Poems for Good Friday

by | Apr 1, 2021

Our church will gather tomorrow evening to look at the death of Jesus on the cross for sinners in what is known as Good Friday. The eternal Son of God who created the world and everything in it (Colossians 1:16) took on flesh and became just like us that he might redeem us (John 1:14). Romans 5:6-8 says this well when it states “For while we were still weak, at the right time Christ died for the ungodly. For one will scarcely die for a righteous person—though perhaps for a good person one would dare even to die— but God shows his love for us in that while we were still sinners, Christ died for us.

We call it Good Friday because even though it centers on the death of Christ, we know that the death of Christ is not the end of the story. It is the death of Jesus and his subsequent resurrection a few days later that destroys death and brings eternal life to those who are in Christ.

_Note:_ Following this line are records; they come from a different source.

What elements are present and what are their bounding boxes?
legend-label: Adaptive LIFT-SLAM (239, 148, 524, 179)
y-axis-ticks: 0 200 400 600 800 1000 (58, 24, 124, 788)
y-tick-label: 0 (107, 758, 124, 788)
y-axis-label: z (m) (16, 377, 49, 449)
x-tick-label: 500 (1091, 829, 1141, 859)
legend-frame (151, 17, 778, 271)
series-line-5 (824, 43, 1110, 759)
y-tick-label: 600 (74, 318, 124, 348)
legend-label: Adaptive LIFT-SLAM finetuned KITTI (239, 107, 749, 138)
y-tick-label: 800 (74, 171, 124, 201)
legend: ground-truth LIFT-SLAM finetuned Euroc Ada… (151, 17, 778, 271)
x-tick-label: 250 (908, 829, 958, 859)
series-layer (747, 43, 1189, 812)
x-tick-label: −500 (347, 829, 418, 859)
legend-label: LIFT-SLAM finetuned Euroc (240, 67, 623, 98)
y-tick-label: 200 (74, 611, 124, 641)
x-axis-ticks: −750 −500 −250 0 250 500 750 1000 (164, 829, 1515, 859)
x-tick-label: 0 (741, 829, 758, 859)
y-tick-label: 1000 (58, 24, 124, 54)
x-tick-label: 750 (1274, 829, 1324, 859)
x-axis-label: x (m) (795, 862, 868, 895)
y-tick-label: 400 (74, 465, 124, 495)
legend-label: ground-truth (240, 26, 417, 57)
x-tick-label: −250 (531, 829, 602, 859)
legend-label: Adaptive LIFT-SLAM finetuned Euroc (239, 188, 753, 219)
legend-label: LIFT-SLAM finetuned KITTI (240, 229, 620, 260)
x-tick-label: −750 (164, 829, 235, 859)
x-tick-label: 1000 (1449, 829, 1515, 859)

In our Good Friday gathering, we will read the Scriptures that prophesy of Christ’s death, we will sing songs about the death of Christ, and there will be a few poems read about the death of Christ. If you are local, we hope you can join us, but if not, here are a few of the poems that will be read.

grace & peace

Death, Be Not proud
by John Donne

Death, be not proud, though some have called thee
Mighty and dreadful, for thou art not so;
For those whom thou think’st thou dost overthrow
Die not, poor Death, nor yet canst thou kill me.
From rest and sleep, which but thy pictures be,
Much pleasure; then from thee much more must flow,
And soonest our best men with thee do go,
Rest of their bones, and soul’s delivery.
Thou art slave to fate, chance, kings, and desperate men,
And dost with poison, war, and sickness dwell,
And poppy or charms can make us sleep as well
And better than thy stroke; why swell’st thou then?
One short sleep past, we wake eternally
And death shall be no more; Death, thou shalt die.

Good Friday
by Christina Rossetti

Am I a stone and not a sheep
That I can stand, O Christ, beneath Thy Cross,
To number drop by drop Thy Blood’s slow loss,
And yet not weep?

Not so those women loved
Who with exceeding grief lamented Thee;
Not so fallen Peter weeping bitterly;
Not so the thief was moved;

Not so the Sun and Moon
Which hid their faces in a starless sky,
A horror of great darkness at broad noon—
I, only I.

Yet give not o’er,
But seek Thy sheep, true Shepherd of the flock;
Greater than Moses, turn and look once more
And smite a rock.

He Bore Our Griefs
by Jacobus Revius

No, it was not the Jews who crucified,
Nor who betrayed you in the judgment place,
Nor who, Lord Jesus, spat into your face,
Nor who with buffets struck you as you died.
No, it was not the soldiers fisted bold
Who lifted up the hammer and the nail,
Or raised the cursed cross on Calvary’s hill,
Or, gambling, tossed the dice to win your robe.
I am the one, O Lord, who brought you there,
I am the heavy cross you had to bear,
I am the rope that bound you to the tree,
The whip, the nail, the hammer, and the spear,
The blood-stained crown of thorns you had to wear:
It was my sin, alas, it was for me.

Jesus Dies on the Cross
by Malcolm Guite

The dark nails pierce him and the sky turns black
We watch him as he labors to draw breath
He takes our breath away to give it back,
Return it to its birth through his slow death.
We hear him struggle, breathing through the pain,
Who once breathed out his spirit on the deep,
Who formed us when he mixed the dust with rain
And drew us into consciousness from sleep.
His Spirit and his life he breathes in all,
Mantles his world in his one atmosphere,
And now he comes to breathe beneath the pall
Of our pollutions, draw our injured air
To cleanse it and renew. His final breath
Breathes and bears us through the gates of death.